Pure Energie: Schon in der Breakdance-Show „Red Bull Flying Bach“ im Jahr 2010 hielt das Publikum bei den Headspins und virtuosen Körperverschraubungen von B-Boy Khaled Chaabi den Atem an. Triebfeder des Crossover-Projekts mit dem Ziel, klassische Hoch- und urbane Popkultur in einer emotional-explosiven Show zu vereinen, war Regisseur und Dirigent Christoph Hagel.
Der ist ein Musiker mit Leib und Seele, der das Publikum am liebsten generationenübergreifend – vom Enkel bis zur Oma – anspricht und weiß, wie man durch Verfeinerung eines Rezepts und den Mix ausgesuchter Zutaten Erfolge in Serie einheimst.
Die Tänzer wollen den Staub von Beethovens Marmorbüste fegen
Nach „Flying Bach“ und „Breakin’ Mozart – Klassik meets Breakdance“ (2013) regte Hagel Ende letzten Jahres eine weitere Produktion aus „Musik – Tanz – Wahnsinn“ an. So seine Schlagworte, in deren Mittelpunkt das Musikgenie der Wiener Klassik, Ludwig van Beethoven, stehen soll.
„Beethoven war sein Leben lang ein Rebell“, sagt Hagel. „Aus meiner Sicht ist er der Komponist der Jungen. Mit unfassbarer Power hat er in seiner Zeit einen Sturm und Drang entfesselt. Es wird Zeit, den Staub von seiner Marmorbüste zu fegen und seinen Geist, der für große Visionen und starke Gefühle steht, wieder zum Leben zu erwecken.“
Doch der Initiator will noch mehr! Nämlich Beethovens Symphonien durch rasanten Urban Dance, seine berühmten Sonaten durch hippe Street-Dance-Stile wie B-Boying, Krumping, Popping, Locking oder Hip-Hop sichtbar und die Figur des Komponisten zwischen öffentlicher Anerkennung und persönlichen Katastrophen mithilfe von wildem Freestyle-Tanz für jedermann fassbar machen.
Sein choreographischer Partner ist diesmal der 29-jährige, in Berlin beheimatete syrische Tänzer Khaled Chaabi.

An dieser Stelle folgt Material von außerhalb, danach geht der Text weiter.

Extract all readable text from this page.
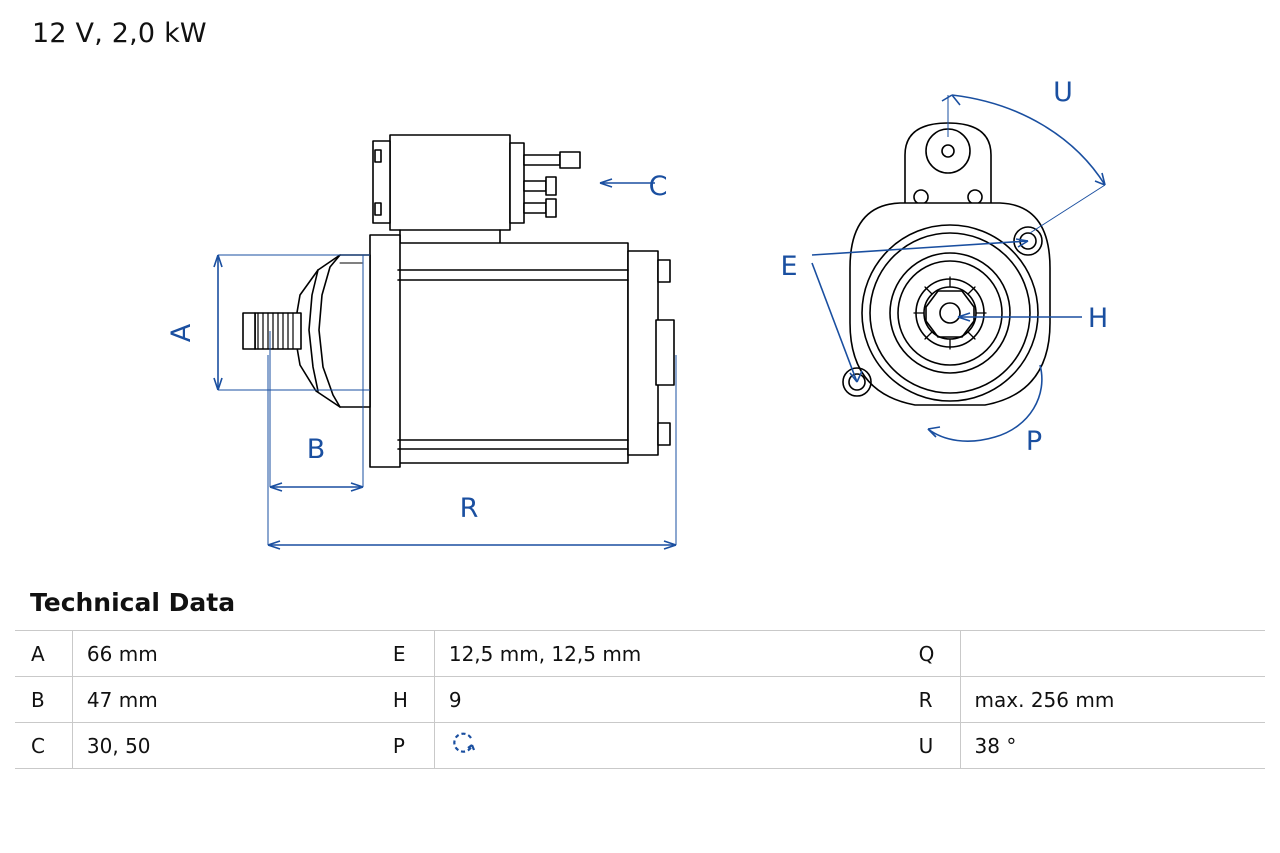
12 V, 2,0 kW
A
B
C
R
E
H
P
U
Technical Data
A	66 mm	E	12,5 mm, 12,5 mm	Q	
B	47 mm	H	9	R	max. 256 mm
C	30, 50	P		U	38 °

Mit dem gemeinsamen Projekt „Beethoven! The Next Level“ erklimmt dieser nun als verantwortlicher Choreograf eine weitere künstlerische Stufe. Auch dafür steht der zweite Titelteil der Show, die Ende Mai in Berlin Premiere hat und das Team anschließend auf Tour durch Deutschland und die Schweiz führt.
Gastspiel im Circus Krone
Einziger Halt in München ist am 31. Mai das Gastspiel im Circus Krone. Dort gaben Chaabi und seine Berliner Breakdance-Crew, die B-Town Allstars, nach sechs Monaten Probenzeit der Presse voll Enthusiasmus einen ersten summarischen Einblick in ihre Arbeit. Großartig radikal – vor allem deshalb, weil jeder Einzelne mit vollem Körpereinsatz für die Sache und seine Rolle brennt. Infiziert vom Fieber der Faszination, die Beethovens mitunter tragische Lebensgeschichte in ihnen auslöste. Manche Szenen begleitet Christoph Hagel live am Klavier. Andere sind lautstark mit eigens hinzukomponierten Beat-Versionen von Alexandra Holtsch unterlegt.

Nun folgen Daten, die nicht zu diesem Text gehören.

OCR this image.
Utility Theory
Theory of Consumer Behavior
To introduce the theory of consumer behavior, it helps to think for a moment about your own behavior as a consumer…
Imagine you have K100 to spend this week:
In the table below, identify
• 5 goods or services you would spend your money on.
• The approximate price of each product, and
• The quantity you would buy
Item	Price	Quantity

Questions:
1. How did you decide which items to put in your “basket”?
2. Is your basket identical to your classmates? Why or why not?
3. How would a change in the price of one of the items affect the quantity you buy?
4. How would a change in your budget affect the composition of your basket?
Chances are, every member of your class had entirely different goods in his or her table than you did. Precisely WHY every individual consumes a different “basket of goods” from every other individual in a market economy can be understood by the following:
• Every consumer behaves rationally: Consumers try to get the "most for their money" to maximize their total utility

Chaabi, der selbst den Part des Komponisten übernimmt, sagt: „Beethovens Musik ist wunderschön und gleichzeitig total verrückt. Ganz anders als die von Bach. Wir wollen einen Schritt weiter gehen und tänzerisch seine Einsamkeit, seine Verzweiflung, ja sogar seinen Hörsturz, aber auch seine tiefe Liebe zu einer Frau, die nie Erfüllung fand, visualisieren.“
Chaabis älterer Bruder tanzt Beethovens Vater. Die Clique erinnert mit halsbrecherischen Powermoves zum Scherzo aus der Neunten Symphonie an die Französische Revolution. Als weiblicher Gegenpol kommt die in klassischer Tanztechnik ausgebildete Japanerin Yui Kawaguchi ins Spiel.

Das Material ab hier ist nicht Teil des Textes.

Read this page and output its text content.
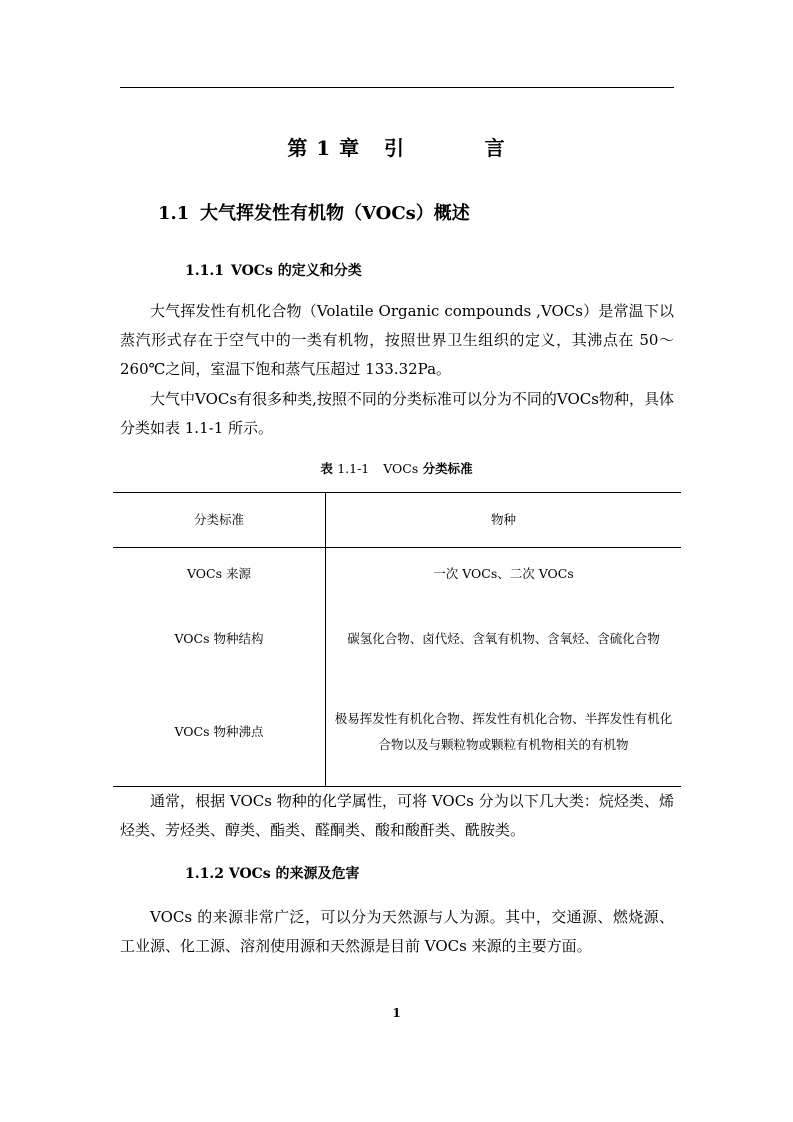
第 1 章   引          言
1.1 大气挥发性有机物（VOCs）概述
1.1.1 VOCs 的定义和分类

大气挥发性有机化合物（Volatile Organic compounds ,VOCs）是常温下以蒸汽形式存在于空气中的一类有机物，按照世界卫生组织的定义，其沸点在 50～260℃之间，室温下饱和蒸气压超过 133.32Pa。

大气中VOCs有很多种类,按照不同的分类标准可以分为不同的VOCs物种，具体分类如表 1.1-1 所示。

表 1.1-1 VOCs 分类标准
分类标准	物种
VOCs 来源	一次 VOCs、二次 VOCs
VOCs 物种结构	碳氢化合物、卤代烃、含氧有机物、含氧烃、含硫化合物
VOCs 物种沸点	极易挥发性有机化合物、挥发性有机化合物、半挥发性有机化合物以及与颗粒物或颗粒有机物相关的有机物

通常，根据 VOCs 物种的化学属性，可将 VOCs 分为以下几大类：烷烃类、烯烃类、芳烃类、醇类、酯类、醛酮类、酸和酸酐类、酰胺类。

1.1.2 VOCs 的来源及危害

VOCs 的来源非常广泛，可以分为天然源与人为源。其中，交通源、燃烧源、工业源、化工源、溶剂使用源和天然源是目前 VOCs 来源的主要方面。

1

„Die Herausforderung für mich ist, Beethovens Musik so exakt in unseren Bewegungen rüberzubringen, wie er das geschrieben hat. Außerdem will ich so mit Beethovens Charakter verschmelzen, zu seinem Spiegelbild werden, dass die Leute seine Persönlichkeit spüren.“ Chaabi zerlegt Beethovens Biografie in Tanzflashs, bei denen verschiedene Stile fusionieren.
Ob es gelingt, den klassisch-romantischen Komponisten mit heutigem Lebensgefühl zu verknüpfen? 70 Minuten werden sich alle Tänzer dafür jedenfalls mächtig ins Zeug legen.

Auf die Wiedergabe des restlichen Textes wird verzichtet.